Verify: Legal Matters

When my parents married in Fairfax County, Va., in 1977, they went first – as was the law – to apply for a marriage license. Due to the commonwealth’s reluctance to update its bureaucracy and an erstwhile attempt to limit procreation to an imaginary intellectual elite, one of the questions they had to answer during the application process was “are you feeble-minded?”

My mother, aghast but amused, turned to her then-fiancé and asked, “If I were feeble-minded, how would I know?” (She decided that she was not, and we remain comfortable in her decision.)

There are still a few legal hurdles to clear before you can say your “I do’s.”

Make sure your officiator is official. According to state law, only a “priest, minister, rabbi, clerk of the Religious Society of Friends, or any clergyman of any religious sect, who is authorized by the authorities of his religion to perform marriages” can preside over a wedding, unless you elect to go secular, in which case a state judge or justice of the peace can marry you. Religious officials must register with the clerk of court in their parishes in order to administer wedding vows.

You can reach the Orleans Parish Clerk of Court by calling 568-5182; maintains a comprehensive list of other parish (and state) court offices.

Make sure you’re eligible for marriage. The age of marital consent in Louisiana is 18, under which age you’ll need both parents to be present when you apply for a marriage license (the state makes exceptions for documented cases of sole custody). If you’re under 16 you and your parents will need a dispensation from a juvenile judge.

Louisiana forbids marriages between persons “related by blood or adoption within the fourth degree collateral” – which means no marriage between first cousins or closer relatives.

Louisiana doesn’t currently allow marriages between same-sex couples.

Wait your turn. State law requires a 72-hour waiting period between the issuance of a marriage license and the ceremony itself. In Orleans Parish a registered clergyman can sign a waiver of the waiting period for out-of-state residents only. Louisiana residents who want to obtain a waiver must get it signed by a district judge or justice of the peace from the parish in which the license was issued.

Do not wait too long – marriage licenses expire 30 days after they are issued. Once it expires, you must purchase a new one.

Get the license itself. You don’t both need to apply in person for a marriage license, but you must present birth certificates from both parties (it’s sort of like running for President, but without all the slogans). If either party cannot produce a birth certificate, you must obtain a waiver from a justice of the peace or district judge.

Applicants born out of the country who haven’t been naturalized must present their original birth certificates; if the certificates aren’t printed in English, they must provide certified English translations on official letterhead. Naturalized foreign-born applicants must present their original citizenship or naturalization papers, and also a valid state ID or driver’s license. Naturalized citizens must obtain waivers from a justice of the peace or district judge. Non-naturalized citizens who cannot meet the requirements for documentation may present valid passports and try to obtain a waiver as well. (In case you’re here on vacation and decide to get hitched. It is, after all, a very romantic city.)
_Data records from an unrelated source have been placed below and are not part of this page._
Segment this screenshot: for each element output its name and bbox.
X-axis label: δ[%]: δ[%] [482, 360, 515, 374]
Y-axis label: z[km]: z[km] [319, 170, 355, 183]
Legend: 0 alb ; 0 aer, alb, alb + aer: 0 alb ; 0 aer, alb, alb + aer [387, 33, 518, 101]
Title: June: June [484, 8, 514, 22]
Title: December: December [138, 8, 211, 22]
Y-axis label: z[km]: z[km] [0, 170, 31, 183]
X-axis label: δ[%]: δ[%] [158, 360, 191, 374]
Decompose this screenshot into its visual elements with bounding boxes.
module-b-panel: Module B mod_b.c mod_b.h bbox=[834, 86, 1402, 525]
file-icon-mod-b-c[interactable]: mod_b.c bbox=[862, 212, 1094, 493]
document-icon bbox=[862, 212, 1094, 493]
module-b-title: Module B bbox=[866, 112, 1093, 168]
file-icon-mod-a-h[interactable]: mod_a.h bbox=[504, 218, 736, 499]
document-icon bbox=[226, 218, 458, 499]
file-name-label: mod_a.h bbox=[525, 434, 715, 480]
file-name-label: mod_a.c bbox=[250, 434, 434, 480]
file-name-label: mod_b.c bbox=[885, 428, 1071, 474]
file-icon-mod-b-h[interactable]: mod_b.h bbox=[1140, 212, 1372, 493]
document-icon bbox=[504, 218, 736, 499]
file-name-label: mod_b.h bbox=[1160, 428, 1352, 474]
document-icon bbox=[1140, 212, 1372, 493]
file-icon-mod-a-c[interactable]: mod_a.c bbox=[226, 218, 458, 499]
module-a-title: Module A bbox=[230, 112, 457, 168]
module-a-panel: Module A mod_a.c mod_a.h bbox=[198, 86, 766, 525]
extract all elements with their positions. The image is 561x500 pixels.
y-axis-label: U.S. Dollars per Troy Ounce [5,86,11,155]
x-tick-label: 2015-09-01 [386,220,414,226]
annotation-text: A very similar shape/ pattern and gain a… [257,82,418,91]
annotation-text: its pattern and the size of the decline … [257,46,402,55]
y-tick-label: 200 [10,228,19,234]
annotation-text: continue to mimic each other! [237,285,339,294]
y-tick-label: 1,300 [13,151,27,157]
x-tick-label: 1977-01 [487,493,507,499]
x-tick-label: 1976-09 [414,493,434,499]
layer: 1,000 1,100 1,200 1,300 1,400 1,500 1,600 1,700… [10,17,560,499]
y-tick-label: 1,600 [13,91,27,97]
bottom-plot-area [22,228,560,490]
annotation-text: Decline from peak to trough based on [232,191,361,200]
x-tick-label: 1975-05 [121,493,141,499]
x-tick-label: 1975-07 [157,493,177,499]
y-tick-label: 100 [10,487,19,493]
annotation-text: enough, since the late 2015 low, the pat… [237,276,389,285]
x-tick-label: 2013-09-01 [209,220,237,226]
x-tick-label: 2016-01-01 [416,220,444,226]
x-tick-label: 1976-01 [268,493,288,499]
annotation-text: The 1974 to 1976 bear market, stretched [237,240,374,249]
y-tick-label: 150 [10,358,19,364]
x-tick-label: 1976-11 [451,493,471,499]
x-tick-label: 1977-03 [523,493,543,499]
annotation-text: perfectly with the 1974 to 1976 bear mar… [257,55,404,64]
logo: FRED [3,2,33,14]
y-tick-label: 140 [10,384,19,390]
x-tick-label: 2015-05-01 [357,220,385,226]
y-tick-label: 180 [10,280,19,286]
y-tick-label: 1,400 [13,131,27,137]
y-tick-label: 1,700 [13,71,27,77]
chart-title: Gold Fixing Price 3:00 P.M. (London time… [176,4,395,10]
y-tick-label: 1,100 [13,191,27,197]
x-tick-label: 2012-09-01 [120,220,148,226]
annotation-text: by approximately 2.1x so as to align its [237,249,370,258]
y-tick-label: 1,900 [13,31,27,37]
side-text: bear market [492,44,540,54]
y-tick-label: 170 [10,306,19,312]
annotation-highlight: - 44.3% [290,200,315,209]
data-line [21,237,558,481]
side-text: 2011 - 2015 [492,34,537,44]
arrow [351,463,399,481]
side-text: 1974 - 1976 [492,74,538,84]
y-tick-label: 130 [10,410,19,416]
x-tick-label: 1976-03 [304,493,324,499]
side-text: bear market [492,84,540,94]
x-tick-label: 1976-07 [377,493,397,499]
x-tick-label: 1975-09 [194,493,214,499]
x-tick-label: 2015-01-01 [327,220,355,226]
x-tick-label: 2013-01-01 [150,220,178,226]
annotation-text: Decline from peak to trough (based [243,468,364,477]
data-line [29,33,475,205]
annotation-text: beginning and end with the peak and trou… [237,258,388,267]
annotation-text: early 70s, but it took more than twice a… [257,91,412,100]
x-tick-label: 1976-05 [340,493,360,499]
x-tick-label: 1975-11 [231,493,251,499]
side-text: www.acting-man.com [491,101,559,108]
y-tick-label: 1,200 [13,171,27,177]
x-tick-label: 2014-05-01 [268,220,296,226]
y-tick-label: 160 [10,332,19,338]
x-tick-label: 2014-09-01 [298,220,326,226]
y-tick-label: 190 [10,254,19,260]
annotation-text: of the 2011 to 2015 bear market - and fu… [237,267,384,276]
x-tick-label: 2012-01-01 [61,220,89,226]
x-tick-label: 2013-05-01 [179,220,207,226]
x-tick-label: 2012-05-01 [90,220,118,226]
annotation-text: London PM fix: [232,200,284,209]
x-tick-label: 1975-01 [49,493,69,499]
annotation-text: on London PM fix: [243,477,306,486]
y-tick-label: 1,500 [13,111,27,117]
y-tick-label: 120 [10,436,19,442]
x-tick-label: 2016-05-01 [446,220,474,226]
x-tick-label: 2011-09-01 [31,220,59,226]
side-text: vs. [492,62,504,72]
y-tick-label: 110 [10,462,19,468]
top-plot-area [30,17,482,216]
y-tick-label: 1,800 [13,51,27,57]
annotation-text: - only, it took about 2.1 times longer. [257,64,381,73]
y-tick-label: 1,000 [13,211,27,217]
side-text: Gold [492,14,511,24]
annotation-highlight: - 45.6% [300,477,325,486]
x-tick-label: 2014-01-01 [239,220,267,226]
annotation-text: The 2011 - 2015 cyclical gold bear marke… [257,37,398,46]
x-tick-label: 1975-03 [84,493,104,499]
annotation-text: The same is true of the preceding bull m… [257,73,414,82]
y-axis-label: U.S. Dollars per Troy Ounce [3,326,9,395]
There is a $31.25 fee for a marriage license. Copies are $5 each. The aforementioned waivers each carry a $2.50 fee.

Married before? better ‘fess up. If either applicant has been married before, he or she must present documentation of the dissolution of the previous marriage. If you’re divorced, you must present a certified copy of the divorce judgment; if you have been widowed, you must present an official death certificate naming you as the surviving spouse.

Choose your option package. Louisiana offers the option of covenant marriage, which constitutes a more restrictive marital contract. Couples who enter into covenant marriages cannot obtain no-fault divorce settlements. If you choose to go the covenant route, both applicants must apply for the license in person, attend premarital counseling and sign a declaration of intent in the presence of a notary.

And that’s it! Sign on the dotted line, and enjoy your big day.